Traditional CPU-driven storage stacks struggle to sustain this level of parallelism. Even if the underlying NVMe devices support multiple queues, software orchestration and interrupt handling often limit effective concurrency. As a result, SSD hardware is underutilized—not because it lacks speed, but because the control plane cannot scale.
In AI environments, performance is governed by IOPS scalability and queue depth—not raw sequential throughput.
4. Traditional storage was built for capacity, not concurrency for GPU computing
For decades, storage systems were optimized around capacity and throughput. Key performance indicators focused on terabytes per total cost of ownership (TB/TCO) and sequential bandwidth. This model worked well for archival systems, databases, and streaming workloads.
AI changes the metric.
When workloads are dominated by small, random I/O at extreme concurrency, the meaningful measure becomes IOPS per total cost of ownership (IOPS/TCO). Storage must scale in parallel with GPUs, maintaining deep in-flight queues and microsecond-level responsiveness.
Traditional architectures—where storage I/O flows through a centralized CPU control plane—were never designed for accelerator-scale parallelism. As long as I/O orchestration remains serialized, scaling compute will only amplify bottlenecks downstream.
AI does not simply require faster storage devices. It requires storage designed for concurrency first.

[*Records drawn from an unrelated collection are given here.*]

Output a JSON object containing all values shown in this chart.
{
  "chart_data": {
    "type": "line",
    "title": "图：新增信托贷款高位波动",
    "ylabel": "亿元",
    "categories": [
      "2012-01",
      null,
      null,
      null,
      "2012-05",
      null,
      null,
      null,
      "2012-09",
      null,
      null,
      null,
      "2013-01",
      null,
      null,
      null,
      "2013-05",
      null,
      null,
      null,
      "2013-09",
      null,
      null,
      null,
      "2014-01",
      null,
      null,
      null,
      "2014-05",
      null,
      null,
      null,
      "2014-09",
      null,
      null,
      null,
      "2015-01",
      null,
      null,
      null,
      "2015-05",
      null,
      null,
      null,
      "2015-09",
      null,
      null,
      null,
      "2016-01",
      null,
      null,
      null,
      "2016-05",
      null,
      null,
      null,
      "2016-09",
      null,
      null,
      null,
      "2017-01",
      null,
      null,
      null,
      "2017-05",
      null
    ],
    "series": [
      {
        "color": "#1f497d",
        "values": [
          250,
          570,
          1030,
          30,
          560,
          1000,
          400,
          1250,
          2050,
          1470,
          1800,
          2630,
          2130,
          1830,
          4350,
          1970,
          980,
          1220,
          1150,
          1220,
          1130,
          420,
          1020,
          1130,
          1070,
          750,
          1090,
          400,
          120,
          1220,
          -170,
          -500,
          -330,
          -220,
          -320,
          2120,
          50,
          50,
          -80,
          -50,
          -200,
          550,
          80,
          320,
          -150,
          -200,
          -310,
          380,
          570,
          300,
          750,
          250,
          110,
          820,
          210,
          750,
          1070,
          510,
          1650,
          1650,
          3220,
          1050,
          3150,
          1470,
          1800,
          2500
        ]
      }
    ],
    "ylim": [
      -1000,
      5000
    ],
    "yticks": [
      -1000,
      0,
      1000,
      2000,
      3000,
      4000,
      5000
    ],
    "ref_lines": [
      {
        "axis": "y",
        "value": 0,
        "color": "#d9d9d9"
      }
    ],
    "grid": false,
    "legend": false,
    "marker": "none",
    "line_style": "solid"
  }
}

This structural shift sets the stage for a new generation of storage architectures—ones aligned with the execution model of modern GPUs. In the next article, we will explore what GPU-accelerated storage is, and how it restructures the data plane to meet these demands.
5. FAQ
1. Why can’t traditional storage architectures support modern AI workloads?

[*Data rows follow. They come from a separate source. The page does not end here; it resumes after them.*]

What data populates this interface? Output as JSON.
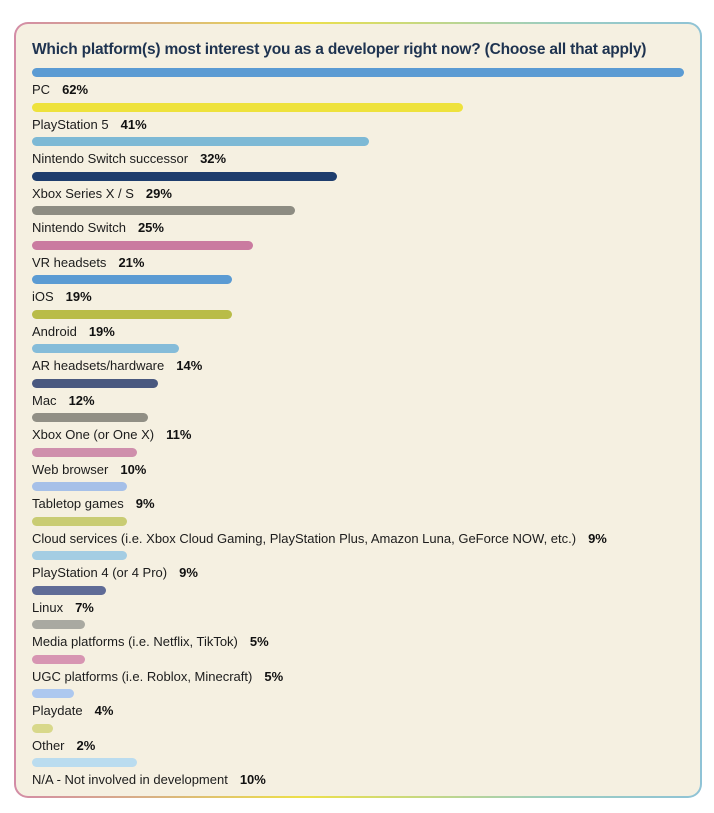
{
  "card": {
    "background": "#f5f0e1",
    "border_gradient": [
      "#d38ca6",
      "#d8b183",
      "#ede049",
      "#c9d97c",
      "#9ccdc0",
      "#8fc3d6"
    ],
    "title": "Which platform(s) most interest you as a developer right now? (Choose all that apply)",
    "title_color": "#1e3350"
  },
  "chart_data": {
    "type": "bar",
    "orientation": "horizontal",
    "title": "Which platform(s) most interest you as a developer right now? (Choose all that apply)",
    "unit": "%",
    "max_scale_value": 62,
    "legend": "none",
    "grid": false,
    "categories": [
      "PC",
      "PlayStation 5",
      "Nintendo Switch successor",
      "Xbox Series X / S",
      "Nintendo Switch",
      "VR headsets",
      "iOS",
      "Android",
      "AR headsets/hardware",
      "Mac",
      "Xbox One (or One X)",
      "Web browser",
      "Tabletop games",
      "Cloud services (i.e. Xbox Cloud Gaming, PlayStation Plus, Amazon Luna, GeForce NOW, etc.)",
      "PlayStation 4 (or 4 Pro)",
      "Linux",
      "Media platforms (i.e. Netflix, TikTok)",
      "UGC platforms (i.e. Roblox, Minecraft)",
      "Playdate",
      "Other",
      "N/A - Not involved in development"
    ],
    "values": [
      62,
      41,
      32,
      29,
      25,
      21,
      19,
      19,
      14,
      12,
      11,
      10,
      9,
      9,
      9,
      7,
      5,
      5,
      4,
      2,
      10
    ],
    "value_labels": [
      "62%",
      "41%",
      "32%",
      "29%",
      "25%",
      "21%",
      "19%",
      "19%",
      "14%",
      "12%",
      "11%",
      "10%",
      "9%",
      "9%",
      "9%",
      "7%",
      "5%",
      "5%",
      "4%",
      "2%",
      "10%"
    ],
    "colors": [
      "#5b9bd3",
      "#eee23c",
      "#7db9d5",
      "#1e3d6d",
      "#8d8c82",
      "#ca7ba0",
      "#5b9bd3",
      "#b9bc48",
      "#85bcd9",
      "#49587f",
      "#918f85",
      "#cf8fac",
      "#a6c0e8",
      "#c9cc73",
      "#a4cde3",
      "#5f6b96",
      "#a9a9a1",
      "#d795b2",
      "#adc8ef",
      "#d8d88a",
      "#badcef"
    ]
  }
}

Traditional storage systems were designed for sequential throughput and moderate concurrency, optimized around CPU-mediated control paths. AI workloads generate millions of small, random I/O requests that require deep parallelism. CPU-centric orchestration becomes a bottleneck when concurrency scales to accelerator levels.

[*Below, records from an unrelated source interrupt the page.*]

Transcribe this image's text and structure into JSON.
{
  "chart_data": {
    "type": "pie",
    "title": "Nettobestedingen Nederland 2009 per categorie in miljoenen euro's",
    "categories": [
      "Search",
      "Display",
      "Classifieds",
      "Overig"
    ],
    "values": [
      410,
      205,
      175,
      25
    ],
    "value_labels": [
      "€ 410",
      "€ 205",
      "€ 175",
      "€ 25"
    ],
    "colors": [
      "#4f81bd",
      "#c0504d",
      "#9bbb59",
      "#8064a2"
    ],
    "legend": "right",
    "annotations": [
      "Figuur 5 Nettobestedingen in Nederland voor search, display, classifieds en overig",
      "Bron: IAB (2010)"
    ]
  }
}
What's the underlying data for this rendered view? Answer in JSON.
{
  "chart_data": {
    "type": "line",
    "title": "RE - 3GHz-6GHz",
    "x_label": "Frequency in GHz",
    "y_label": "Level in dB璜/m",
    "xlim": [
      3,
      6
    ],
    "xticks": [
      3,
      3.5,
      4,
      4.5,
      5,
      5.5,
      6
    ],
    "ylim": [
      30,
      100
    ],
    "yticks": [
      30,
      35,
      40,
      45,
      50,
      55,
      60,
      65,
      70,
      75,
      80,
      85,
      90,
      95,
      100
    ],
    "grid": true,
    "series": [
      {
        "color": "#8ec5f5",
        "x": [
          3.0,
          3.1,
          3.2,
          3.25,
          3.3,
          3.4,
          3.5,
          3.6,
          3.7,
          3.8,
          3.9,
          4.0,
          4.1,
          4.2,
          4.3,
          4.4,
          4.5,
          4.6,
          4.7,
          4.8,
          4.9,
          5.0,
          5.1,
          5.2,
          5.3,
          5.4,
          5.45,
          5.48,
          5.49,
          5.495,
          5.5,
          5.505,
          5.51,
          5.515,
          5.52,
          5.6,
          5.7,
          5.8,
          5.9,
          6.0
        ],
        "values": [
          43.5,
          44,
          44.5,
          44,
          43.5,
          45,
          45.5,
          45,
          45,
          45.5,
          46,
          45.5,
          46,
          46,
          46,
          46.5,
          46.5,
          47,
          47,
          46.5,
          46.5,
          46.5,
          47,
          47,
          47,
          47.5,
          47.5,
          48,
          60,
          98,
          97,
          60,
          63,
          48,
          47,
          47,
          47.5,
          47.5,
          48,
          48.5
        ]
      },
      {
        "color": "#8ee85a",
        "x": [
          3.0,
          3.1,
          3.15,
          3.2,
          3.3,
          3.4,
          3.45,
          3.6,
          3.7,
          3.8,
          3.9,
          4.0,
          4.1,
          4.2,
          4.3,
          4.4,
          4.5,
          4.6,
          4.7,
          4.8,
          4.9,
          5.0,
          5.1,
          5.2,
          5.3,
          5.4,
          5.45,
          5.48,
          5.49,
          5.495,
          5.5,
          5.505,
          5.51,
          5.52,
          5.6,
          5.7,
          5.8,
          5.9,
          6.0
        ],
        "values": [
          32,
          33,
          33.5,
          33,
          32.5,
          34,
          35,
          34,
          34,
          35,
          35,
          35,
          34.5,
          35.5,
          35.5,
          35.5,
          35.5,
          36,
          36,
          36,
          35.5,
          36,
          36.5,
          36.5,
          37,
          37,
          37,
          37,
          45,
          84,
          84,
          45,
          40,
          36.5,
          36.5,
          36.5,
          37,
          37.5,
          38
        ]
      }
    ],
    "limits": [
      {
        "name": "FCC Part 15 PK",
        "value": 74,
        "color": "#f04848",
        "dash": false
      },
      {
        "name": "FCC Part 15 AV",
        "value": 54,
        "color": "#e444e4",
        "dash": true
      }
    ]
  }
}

2. What does “GPU data-hungry” mean in practical terms?
GPUs execute thousands of threads simultaneously and require a continuous stream of data to maintain full utilization. If data is delayed, GPU cores stall and performance drops. As a result, AI systems are increasingly constrained by data delivery rather than compute capability.
3. Why are small-block I/O patterns important for generative AI?
Workloads such as vector search, recommendation systems, and graph neural networks rely on 512B–8KB random reads. These fine-grained lookups occur at extremely high concurrency levels. Performance therefore depends more on IOPS scalability than on large sequential bandwidth.
4. What does shifting from TB/TCO to IOPS/TCO mean?
Traditional storage metrics emphasized capacity efficiency measured in terabytes per cost. AI workloads prioritize how many I/O operations can be sustained per dollar invested. This shift reflects the move from capacity-driven design to concurrency-driven architecture.